Tuesday, March 09, 2004

I'm even later than usual in posting, so this will be a long one.

I think I'm sick. My stomach is absolutely killing me lately. It hurts to eat. I'm dizzy in the mornings, and I have no energy whatsoever. Today I had to hold up a Styrofoam ball in physics for two minutes, and I actually had to stop and rest my arm 90 seconds through. My muscles wouldn't cooperate long enough to hold up Styrofoam, for Chrissakes. I walk home from school every day, and today I was winded enough that I had to stop and rest on the curb in front of my house. It's a two-block walk, and I didn't have any books to carry. I'm either sick or I have the endurance of a three-toed sloth. I make Charles Atlas cry.

I felt especially blech-y during history. Fortunately, I could probably die during American history, have my corpse do all the assignments and tests, and still ace the class. History is ridiculously easy for me. I sit by the window, so I usually stare outside all period. We're right under one of the main routes to the Central Flyway, so I watch the geese migrating.

I like geese. Geese aren't racist. I've been noticing lately that the snow geese and Canada geese have begun flying north together. They share gaggles and even intermingle in V's. I don't remember it being this way when I was a little kid, but then I don't remember seeing a snow goose until I was ten years old. At any rate, the geese have desegregated.

There are ten geese that live at the city pond all year. There are six Canada geese, two snow geese, and two farm geese. The farm geese were a drunken prank; a bunch of seniors stole them from some farmer and let them go at the pond. They (the geese, not the seniors) joined the little gaggle and have been there for the past two years.

(By the way, I'd just like to note how proud I am of my goose terminology. Three cheers for gaggles. Also, just to clarify, I'm not being stupid when I say 'Canada geese.' They're actually not called Canadian geese; they're Canada geese. I don't know why, and I wouldn't care, but the hunters around here have hissy fits if you call them Canadian geese.)

Now I'm feeling nostalgic, so I'm going to tell you a memory from my childhood. We didn't used to have geese at the pond. It was originally inhabited by mallard ducks. For a long time there was a man on my street whom everyone called Grandpa Sam. He had a real name; I don't remember what it was. Everyone, even adults, called him Grandpa Sam, and he was a rather mythic character to the children of the town. (Remember, population: 1008.)

Grandpa Sam was the unofficial caretaker of the ducks at the pond. Every single day he'd load a bucket of corn into the back of his golf cart and go down and feed them. He'd often have six or seven kids follow him down to watch. He'd let one kid ride in the passenger seat of the golf cart, and the rest would run or bicycle behind him.
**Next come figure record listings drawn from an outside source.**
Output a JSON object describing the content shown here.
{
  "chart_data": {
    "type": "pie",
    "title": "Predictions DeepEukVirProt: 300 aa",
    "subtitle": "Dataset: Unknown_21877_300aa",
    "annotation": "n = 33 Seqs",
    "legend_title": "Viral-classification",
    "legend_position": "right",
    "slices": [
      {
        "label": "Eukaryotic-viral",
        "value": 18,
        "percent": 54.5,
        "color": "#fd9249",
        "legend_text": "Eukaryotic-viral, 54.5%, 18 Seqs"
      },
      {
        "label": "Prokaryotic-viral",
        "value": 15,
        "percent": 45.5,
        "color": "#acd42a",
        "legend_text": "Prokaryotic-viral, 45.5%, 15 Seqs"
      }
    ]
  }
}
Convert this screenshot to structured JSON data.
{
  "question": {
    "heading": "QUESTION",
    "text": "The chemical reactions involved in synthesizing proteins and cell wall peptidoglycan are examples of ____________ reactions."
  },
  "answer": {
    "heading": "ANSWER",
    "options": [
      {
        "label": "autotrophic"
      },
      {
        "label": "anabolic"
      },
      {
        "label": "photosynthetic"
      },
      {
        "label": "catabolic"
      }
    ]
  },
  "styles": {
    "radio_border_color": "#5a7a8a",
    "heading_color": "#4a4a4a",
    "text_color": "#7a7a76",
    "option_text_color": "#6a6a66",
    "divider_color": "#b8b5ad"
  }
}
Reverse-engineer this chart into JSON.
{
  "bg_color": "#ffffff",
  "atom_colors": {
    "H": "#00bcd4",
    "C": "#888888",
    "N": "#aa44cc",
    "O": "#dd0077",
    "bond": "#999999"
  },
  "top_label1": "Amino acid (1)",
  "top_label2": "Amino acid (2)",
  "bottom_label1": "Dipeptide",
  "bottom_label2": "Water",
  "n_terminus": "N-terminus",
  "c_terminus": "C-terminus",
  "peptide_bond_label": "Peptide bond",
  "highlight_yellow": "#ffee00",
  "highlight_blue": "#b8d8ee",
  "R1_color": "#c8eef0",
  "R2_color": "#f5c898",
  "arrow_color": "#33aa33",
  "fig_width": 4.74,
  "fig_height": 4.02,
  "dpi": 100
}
Now, one day when I was about six years old, I remember Grandpa Sam had a goat trotting alongside his cart. It was tied to the cart somehow, and it was trotting with him. I have no idea why he had the goat; I do recall that it wasn't his goat. I assume he was taking care of it for somebody. Pet-sitting a goat and tying it to a golf cart seems a very small-town thing to do.

Anyway, he had the goat tied to the cart, and I was sitting on the corner of 3rd Street and Ash. I recall being on that street corner; I don't live there, so I don't know why I was sitting there. I don't remember what I was doing. Grandpa Sam pulled up his golf cart, and I got all excited. He let me pet the goat, and then he asked me if I wanted to come feed the ducks. I got in the cart with him (again, how small-town of me), and he and I went down to the pond and fed the ducks together. It was all very sweet and childlike.

Grandpa Sam died last year. He went to the nursing home five years ago. There was a big hubbub in the town a few days before he went. He had gone nearly blind, but he still drove his golf cart to the pond every day. A woman who ran a day care reported him, saying he was "a danger and a public menace," or something to that effect. His family took away his golf cart.

The next day he drove to the pond in his riding lawnmower.

His sister stuck him in the home the day after that.

Sometimes I think the world would be a better place if we just let the Grandpa Sams go on feeding their ducks. If old duck-obsessed men are Public Menaces, then we've got it pretty easy. For most of us, the ducks are the least of our worries. Let those kinds of Public Menaces be Public Menaces. It makes for good myths.